Virtualjournalist

Staking a claim to the Fourth Estate

Could the L.A. Times go online-only?

Posted by Mediascaper on February 3, 2009

Alan Mutter of Newsosaur crunches the numbers and explains why print newspapers can’t go online-only without major hits to quality journalism and the companies’ bottom lines.

To prove his point, Mutter analyzes the financials of the Los Angeles Times (owned by Sam Zell’s Tribune Co.), to determine whether it could cover the salaries of its journalists by becoming an online-only operation.

After estimating that the newspaper pulls in annual earnings of $72 million, Mutter concludes:

If the L.A. Times stopped publishing the print newspaper, 90% of its ad revenues would go away and something like $65 million of its cash flow would disappear. You can see how that would play havoc, to say the least, with Tribune’s ability to recover from bankruptcy.

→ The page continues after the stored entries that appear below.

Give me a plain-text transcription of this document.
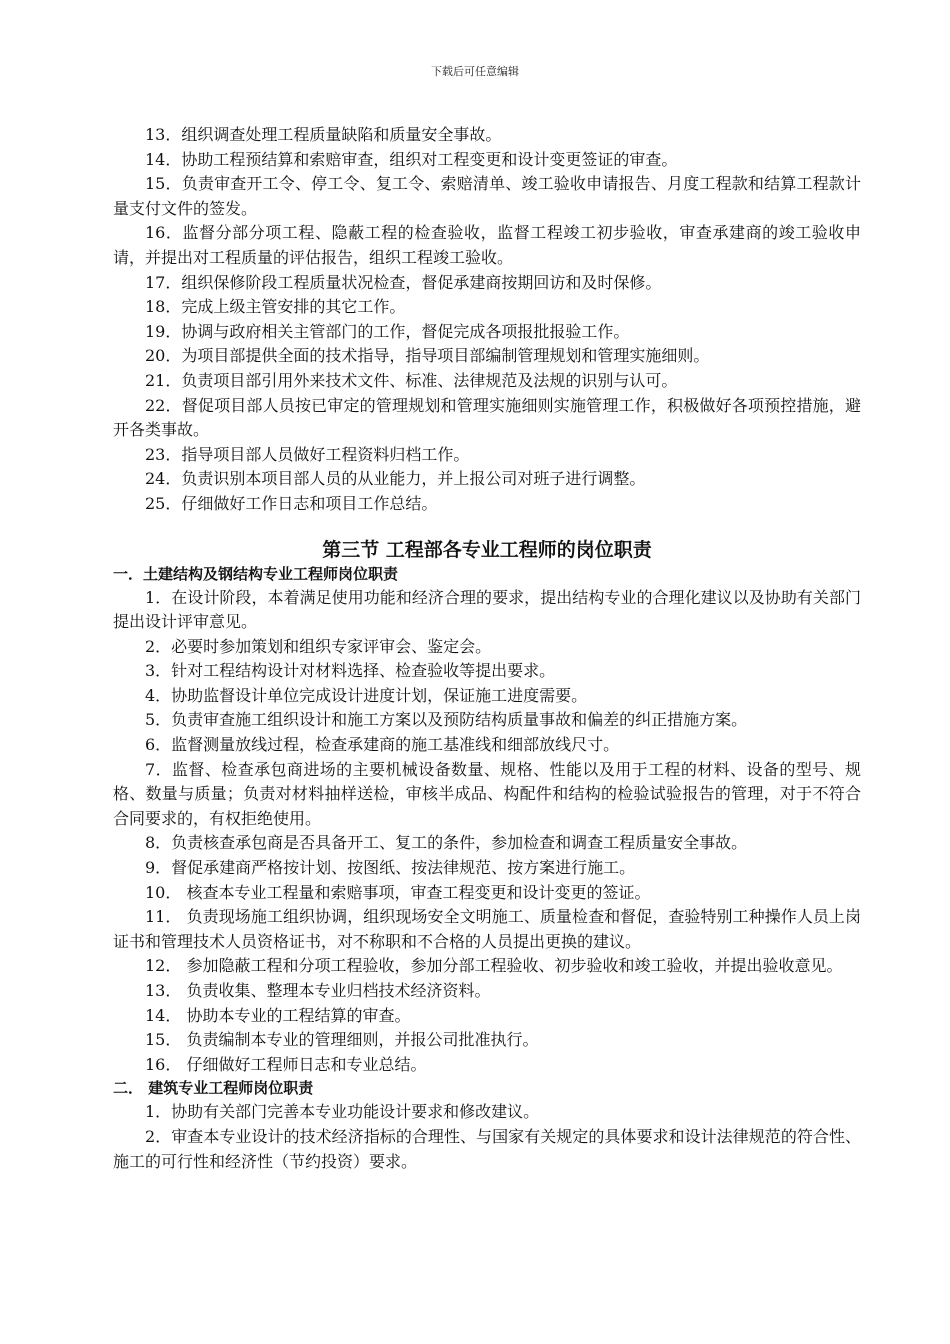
下载后可任意编辑

13．组织调查处理工程质量缺陷和质量安全事故。

14．协助工程预结算和索赔审查，组织对工程变更和设计变更签证的审查。

15．负责审查开工令、停工令、复工令、索赔清单、竣工验收申请报告、月度工程款和结算工程款计量支付文件的签发。

16．监督分部分项工程、隐蔽工程的检查验收，监督工程竣工初步验收，审查承建商的竣工验收申请，并提出对工程质量的评估报告，组织工程竣工验收。

17．组织保修阶段工程质量状况检查，督促承建商按期回访和及时保修。

18．完成上级主管安排的其它工作。

19．协调与政府相关主管部门的工作，督促完成各项报批报验工作。

20．为项目部提供全面的技术指导，指导项目部编制管理规划和管理实施细则。

21．负责项目部引用外来技术文件、标准、法律规范及法规的识别与认可。

22．督促项目部人员按已审定的管理规划和管理实施细则实施管理工作，积极做好各项预控措施，避开各类事故。

23．指导项目部人员做好工程资料归档工作。

24．负责识别本项目部人员的从业能力，并上报公司对班子进行调整。

25．仔细做好工作日志和项目工作总结。

第三节 工程部各专业工程师的岗位职责
一．土建结构及钢结构专业工程师岗位职责

1．在设计阶段，本着满足使用功能和经济合理的要求，提出结构专业的合理化建议以及协助有关部门提出设计评审意见。

2．必要时参加策划和组织专家评审会、鉴定会。

3．针对工程结构设计对材料选择、检查验收等提出要求。

4．协助监督设计单位完成设计进度计划，保证施工进度需要。

5．负责审查施工组织设计和施工方案以及预防结构质量事故和偏差的纠正措施方案。

6．监督测量放线过程，检查承建商的施工基准线和细部放线尺寸。

7．监督、检查承包商进场的主要机械设备数量、规格、性能以及用于工程的材料、设备的型号、规格、数量与质量；负责对材料抽样送检，审核半成品、构配件和结构的检验试验报告的管理，对于不符合合同要求的，有权拒绝使用。

8．负责核查承包商是否具备开工、复工的条件，参加检查和调查工程质量安全事故。

9．督促承建商严格按计划、按图纸、按法律规范、按方案进行施工。

10． 核查本专业工程量和索赔事项，审查工程变更和设计变更的签证。

11． 负责现场施工组织协调，组织现场安全文明施工、质量检查和督促，查验特别工种操作人员上岗证书和管理技术人员资格证书，对不称职和不合格的人员提出更换的建议。

12． 参加隐蔽工程和分项工程验收，参加分部工程验收、初步验收和竣工验收，并提出验收意见。

13． 负责收集、整理本专业归档技术经济资料。

14． 协助本专业的工程结算的审查。

15． 负责编制本专业的管理细则，并报公司批准执行。

16． 仔细做好工程师日志和专业总结。

二． 建筑专业工程师岗位职责

1．协助有关部门完善本专业功能设计要求和修改建议。

2．审查本专业设计的技术经济指标的合理性、与国家有关规定的具体要求和设计法律规范的符合性、施工的可行性和经济性（节约投资）要求。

Mutter then describes the kind of hit the newsroom would have to take for the newspaper to be profitable it as a Web-only venture:

The only way a publisher could generate a profit on this operation would be by – you guessed it – cutting the newsroom. To pull a 20% profit out of an all-digital L.A. Times, the editorial staff would have to cut by roughly 48%.

The comments below Mutter’s post argue over the meaning of his calculations, and whether journalism would truly suffer. But one response in particular stood out, making the point that online publications are popular largely because of their print counterparts:

Without the print edition to drive it, what happens to website traffic? It is very difficult to maintain top-of-mind awareness as an online-only entity. The irony is that a paper such as the LA Times would end up resorting to buying “old media” — billboards, TV ads — to keep their brand in the public eye.